January 7, 2011 9:20:38 AM PST
Across Long Island, public works departments scrambled their sand and loaded their trucks Thursday.

They are bracing themselves for yet another blast of winter weather.

On the East End, the last thing they're worried about is how much snow they'll get.

"The last time we were ready for a snowstorm and we got a hurricane," Southold Town Supervisor Scott Russell said.

He is worried about the wind and with good reason. He's still tallying the damage from the blizzard 10 days ago after the Long Island Sound swallowed up giant chunks of coastline.

"We sincerely hope we don't get the winds we got, we're out of room here there's nowhere else to go," Russell said.

One important road is now just 12 feet from being washed away. Along Hashamomuck Cove, homes are inches from destruction.

"It's just devastating. It's hard to look at. It really is," Wendy Normoyle said.

Normoyle has lived in her house on and off for 30 years and spent the day trying to salvage what she can, amid fears wind from Friday's storm will kick up enough waves to finish the job.

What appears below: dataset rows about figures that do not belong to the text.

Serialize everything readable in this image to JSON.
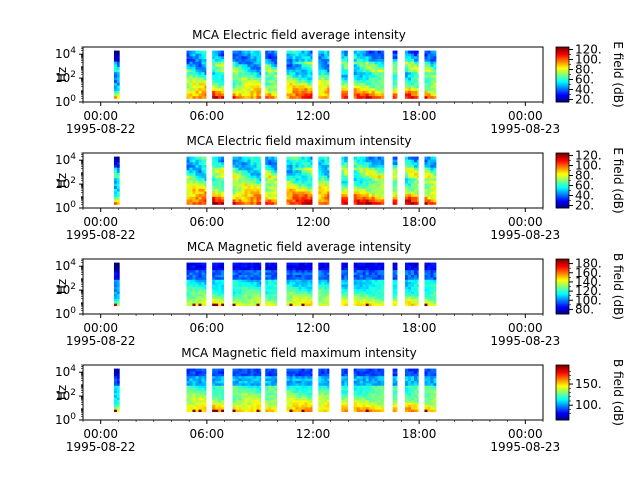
{
  "chart_data": [
    {
      "type": "heatmap",
      "title": "MCA  Electric field average intensity",
      "ylabel": "Hz",
      "yscale": "log",
      "ylim": [
        1,
        40000
      ],
      "y_ticks": [
        {
          "v": 1,
          "b": "10",
          "e": "0"
        },
        {
          "v": 100,
          "b": "10",
          "e": "2"
        },
        {
          "v": 10000,
          "b": "10",
          "e": "4"
        }
      ],
      "x_ticks": [
        "00:00",
        "06:00",
        "12:00",
        "18:00",
        "00:00"
      ],
      "x_tick_hours": [
        0,
        6,
        12,
        18,
        24
      ],
      "date_labels": [
        "1995-08-22",
        "1995-08-23"
      ],
      "xlim_hours": [
        -1,
        25
      ],
      "colorbar_label": "E field (dB)",
      "colorbar_ticks": [
        20,
        40,
        60,
        80,
        100,
        120
      ],
      "colorbar_minor": [
        30,
        50,
        70,
        90,
        110
      ],
      "colorbar_range": [
        15,
        125
      ],
      "field": "electric",
      "intensity": "average",
      "data_segments_hours": [
        [
          0.75,
          1.05
        ],
        [
          4.85,
          5.95
        ],
        [
          6.3,
          6.95
        ],
        [
          7.45,
          9.05
        ],
        [
          9.3,
          9.95
        ],
        [
          10.5,
          11.95
        ],
        [
          12.3,
          12.9
        ],
        [
          13.6,
          13.95
        ],
        [
          14.3,
          16.0
        ],
        [
          16.5,
          16.75
        ],
        [
          17.2,
          17.95
        ],
        [
          18.3,
          18.95
        ]
      ]
    },
    {
      "type": "heatmap",
      "title": "MCA  Electric field maximum intensity",
      "ylabel": "Hz",
      "yscale": "log",
      "ylim": [
        1,
        40000
      ],
      "y_ticks": [
        {
          "v": 1,
          "b": "10",
          "e": "0"
        },
        {
          "v": 100,
          "b": "10",
          "e": "2"
        },
        {
          "v": 10000,
          "b": "10",
          "e": "4"
        }
      ],
      "x_ticks": [
        "00:00",
        "06:00",
        "12:00",
        "18:00",
        "00:00"
      ],
      "x_tick_hours": [
        0,
        6,
        12,
        18,
        24
      ],
      "date_labels": [
        "1995-08-22",
        "1995-08-23"
      ],
      "xlim_hours": [
        -1,
        25
      ],
      "colorbar_label": "E field (dB)",
      "colorbar_ticks": [
        20,
        40,
        60,
        80,
        100,
        120
      ],
      "colorbar_minor": [
        30,
        50,
        70,
        90,
        110
      ],
      "colorbar_range": [
        15,
        125
      ],
      "field": "electric",
      "intensity": "maximum",
      "data_segments_hours": [
        [
          0.75,
          1.05
        ],
        [
          4.85,
          5.95
        ],
        [
          6.3,
          6.95
        ],
        [
          7.45,
          9.05
        ],
        [
          9.3,
          9.95
        ],
        [
          10.5,
          11.95
        ],
        [
          12.3,
          12.9
        ],
        [
          13.6,
          13.95
        ],
        [
          14.3,
          16.0
        ],
        [
          16.5,
          16.75
        ],
        [
          17.2,
          17.95
        ],
        [
          18.3,
          18.95
        ]
      ]
    },
    {
      "type": "heatmap",
      "title": "MCA  Magnetic field average intensity",
      "ylabel": "Hz",
      "yscale": "log",
      "ylim": [
        1,
        40000
      ],
      "y_ticks": [
        {
          "v": 1,
          "b": "10",
          "e": "0"
        },
        {
          "v": 100,
          "b": "10",
          "e": "2"
        },
        {
          "v": 10000,
          "b": "10",
          "e": "4"
        }
      ],
      "x_ticks": [
        "00:00",
        "06:00",
        "12:00",
        "18:00",
        "00:00"
      ],
      "x_tick_hours": [
        0,
        6,
        12,
        18,
        24
      ],
      "date_labels": [
        "1995-08-22",
        "1995-08-23"
      ],
      "xlim_hours": [
        -1,
        25
      ],
      "colorbar_label": "B field (dB)",
      "colorbar_ticks": [
        80,
        100,
        120,
        140,
        160,
        180
      ],
      "colorbar_minor": [
        90,
        110,
        130,
        150,
        170
      ],
      "colorbar_range": [
        70,
        190
      ],
      "field": "magnetic",
      "intensity": "average",
      "data_segments_hours": [
        [
          0.75,
          1.05
        ],
        [
          4.85,
          5.95
        ],
        [
          6.3,
          6.95
        ],
        [
          7.45,
          9.05
        ],
        [
          9.3,
          9.95
        ],
        [
          10.5,
          11.95
        ],
        [
          12.3,
          12.9
        ],
        [
          13.6,
          13.95
        ],
        [
          14.3,
          16.0
        ],
        [
          16.5,
          16.75
        ],
        [
          17.2,
          17.95
        ],
        [
          18.3,
          18.95
        ]
      ]
    },
    {
      "type": "heatmap",
      "title": "MCA  Magnetic field maximum intensity",
      "ylabel": "Hz",
      "yscale": "log",
      "ylim": [
        1,
        40000
      ],
      "y_ticks": [
        {
          "v": 1,
          "b": "10",
          "e": "0"
        },
        {
          "v": 100,
          "b": "10",
          "e": "2"
        },
        {
          "v": 10000,
          "b": "10",
          "e": "4"
        }
      ],
      "x_ticks": [
        "00:00",
        "06:00",
        "12:00",
        "18:00",
        "00:00"
      ],
      "x_tick_hours": [
        0,
        6,
        12,
        18,
        24
      ],
      "date_labels": [
        "1995-08-22",
        "1995-08-23"
      ],
      "xlim_hours": [
        -1,
        25
      ],
      "colorbar_label": "B field (dB)",
      "colorbar_ticks": [
        100,
        150
      ],
      "colorbar_minor": [
        80,
        90,
        110,
        120,
        130,
        140,
        160,
        170,
        180
      ],
      "colorbar_range": [
        65,
        195
      ],
      "field": "magnetic",
      "intensity": "maximum",
      "data_segments_hours": [
        [
          0.75,
          1.05
        ],
        [
          4.85,
          5.95
        ],
        [
          6.3,
          6.95
        ],
        [
          7.45,
          9.05
        ],
        [
          9.3,
          9.95
        ],
        [
          10.5,
          11.95
        ],
        [
          12.3,
          12.9
        ],
        [
          13.6,
          13.95
        ],
        [
          14.3,
          16.0
        ],
        [
          16.5,
          16.75
        ],
        [
          17.2,
          17.95
        ],
        [
          18.3,
          18.95
        ]
      ]
    }
  ],
  "colormap": [
    "#00007f",
    "#0000ff",
    "#007fff",
    "#00ffff",
    "#7fff7f",
    "#ffff00",
    "#ff7f00",
    "#ff0000",
    "#7f0000"
  ]
}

Suffolk County leaders say the best way to prepare is beef up beaches with more sand, but the federal government won't allow it. Beach projects are banned from January through September to protect wildlife.

"They're doing a great job of protecting the piping plovers, but they're doing a terrible job of protecting our beaches for our 1.5 million residents," Suffolk County Executive Steve Levy said.

The county has petitioned FEMA for a waiver to protect places like Robert Moses State Park.

Back in Southold, Normoyle fears it may already be too late for a home that's been in her family for generations, a home that may slip right into the Sound.

"We get too many more storms like this and it's all gonna be gone," she said.

Meanwhile, Nassau County is activating its non-emergency hotline starting at 8 a.m. Friday. The number is 888-684-4274.

Residents can call for help with any snow-related problems that are not life-threatening or emergencies.

People with emergencies should call 911.